Exploring Methods for Building Dialects-Mandarin Code-Mixing Corpora: A Case Study in Taiwanese Hokkien
This addresses the problem of resource scarcity for dialect code-mixing in NLP, particularly for Chinese immigrants in Southeast Asia and Taiwan, but is incremental as it adapts existing methods to a specific language pair.
The paper tackled the challenge of code-mixing between dialects and Mandarin, specifically for Taiwanese Hokkien, by constructing a Hokkien-Mandarin dataset and using transfer learning with XLM for translation tasks, achieving good results on code-mixed data while maintaining monolingual translation quality.

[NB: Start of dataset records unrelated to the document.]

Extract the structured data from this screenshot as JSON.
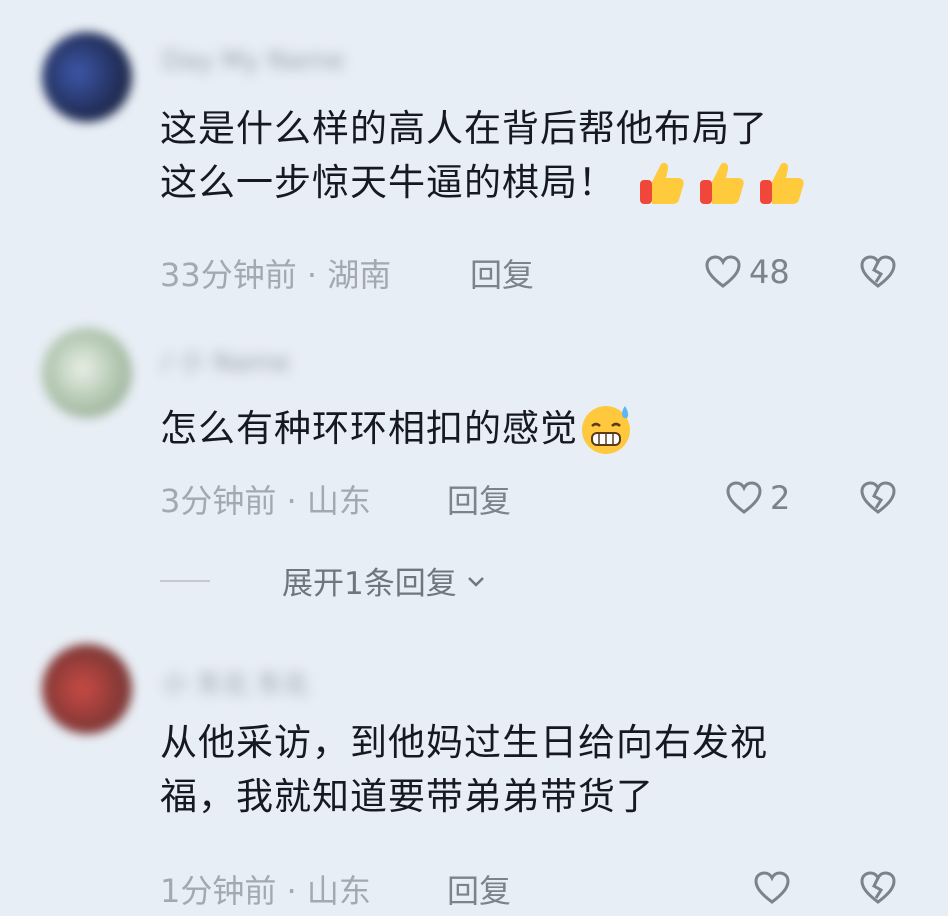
{
  "comments": [
    {
      "username": "Day My Name",
      "text_lines": [
        "这是什么样的高人在背后帮他布局了",
        "这么一步惊天牛逼的棋局！"
      ],
      "emoji": "thumbs-up-icon",
      "emoji_count": 3,
      "time_location": "33分钟前 · 湖南",
      "reply_label": "回复",
      "likes": "48"
    },
    {
      "username": "/ 小 Name",
      "text_lines": [
        "怎么有种环环相扣的感觉"
      ],
      "emoji": "grimacing-sweat-emoji-icon",
      "time_location": "3分钟前 · 山东",
      "reply_label": "回复",
      "likes": "2",
      "expand_label": "展开1条回复"
    },
    {
      "username": "小 东北 东北",
      "text_lines": [
        "从他采访，到他妈过生日给向右发祝",
        "福，我就知道要带弟弟带货了"
      ],
      "time_location": "1分钟前 · 山东",
      "reply_label": "回复",
      "likes": ""
    }
  ],
  "colors": {
    "background": "#e8eef5",
    "text": "#161823",
    "meta": "#a3a9b2",
    "action": "#7c838d"
  }
}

In natural language processing (NLP), code-mixing (CM) is a challenging task, especially when the mixed languages include dialects. In Southeast Asian countries such as Singapore, Indonesia, and Malaysia, Hokkien-Mandarin is the most widespread code-mixed language pair among Chinese immigrants, and it is also common in Taiwan. However, dialects such as Hokkien often have a scarcity of resources and the lack of an official writing system, limiting the development of dialect CM research. In this paper, we propose a method to construct a Hokkien-Mandarin CM dataset to mitigate the limitation, overcome the morphological issue under the Sino-Tibetan language family, and offer an efficient Hokkien word segmentation method through a linguistics-based toolkit. Furthermore, we use our proposed dataset and employ transfer learning to train the XLM (cross-lingual language model) for translation tasks. To fit the code-mixing scenario, we adapt XLM slightly. We found that by using linguistic knowledge, rules, and language tags, the model produces good results on CM data translation while maintaining monolingual translation quality.